As those who follow us know, artificial intelligence requires extremely powerful systems that consume incredible amounts of resources. The answers produced by running complex mathematical models are naturally not cheap (See: ChatGPT’s daily cost). All technology giants continue to invest in hardware, software and energy (electricity, water, etc.) for artificial intelligence. So how sustainable is this situation?

Prices are increasing: Artificial intelligence is the period of distribution with ration cards

It seems that companies are agreeing to shoulder these costs, but change is slowly beginning. Microsoft’s GitHub Copilot revenue-to-cost ratio does not look sustainable. We’ve previously seen companies like Microsoft take on such costs early in the product development cycle to establish a market, but the WSJ report shows that changes are already on the way. Reports suggest that both Microsoft and Google plan to increase prices for artificial intelligence-supported software and services.

Multiple pricing tiers and more limited AI access levels are also among the plans. There are different approaches in the artificial intelligence market. For example, it uses a monthly credit system to access Adobe’s Firefly AI renderer. This situation is kind of like rationing artificial intelligence.
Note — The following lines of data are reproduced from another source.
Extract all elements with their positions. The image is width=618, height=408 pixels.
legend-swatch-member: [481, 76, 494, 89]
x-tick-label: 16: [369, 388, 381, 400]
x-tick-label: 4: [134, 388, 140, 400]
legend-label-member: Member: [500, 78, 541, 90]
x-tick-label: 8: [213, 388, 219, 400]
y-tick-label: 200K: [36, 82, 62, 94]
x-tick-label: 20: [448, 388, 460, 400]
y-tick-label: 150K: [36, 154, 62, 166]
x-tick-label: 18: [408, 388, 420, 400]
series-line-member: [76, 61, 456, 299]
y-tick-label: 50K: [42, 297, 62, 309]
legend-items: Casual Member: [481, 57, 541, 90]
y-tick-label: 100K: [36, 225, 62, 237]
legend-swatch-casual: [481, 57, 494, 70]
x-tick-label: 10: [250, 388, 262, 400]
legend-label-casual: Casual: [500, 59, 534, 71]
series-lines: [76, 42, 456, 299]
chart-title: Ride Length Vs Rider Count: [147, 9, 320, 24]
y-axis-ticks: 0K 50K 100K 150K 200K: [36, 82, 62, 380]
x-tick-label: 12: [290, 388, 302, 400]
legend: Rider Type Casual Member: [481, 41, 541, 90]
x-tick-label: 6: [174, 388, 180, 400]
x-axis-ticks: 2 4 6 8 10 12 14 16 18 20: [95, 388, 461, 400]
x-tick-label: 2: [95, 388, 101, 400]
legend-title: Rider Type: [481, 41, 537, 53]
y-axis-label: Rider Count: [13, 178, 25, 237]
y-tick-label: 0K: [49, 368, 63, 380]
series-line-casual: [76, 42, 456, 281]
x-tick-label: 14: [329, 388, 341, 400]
Companies are also looking at less powerful and cheaper AI tools to cut costs. The best example would be to use ChatGPT 3.5 instead of the latest GPT-4 when it is sufficient. Another way to reduce costs is to make hardware cheaper, more focused and efficient. Giants such as Microsoft, OpenAI, Google and Meta are already working in this field.

Considering all this, it is not surprising that investors are starting to look more cautiously at artificial intelligence investments. As we said in the news we published yesterday; Artificial intelligence is preparing to take a cold shower in 2024.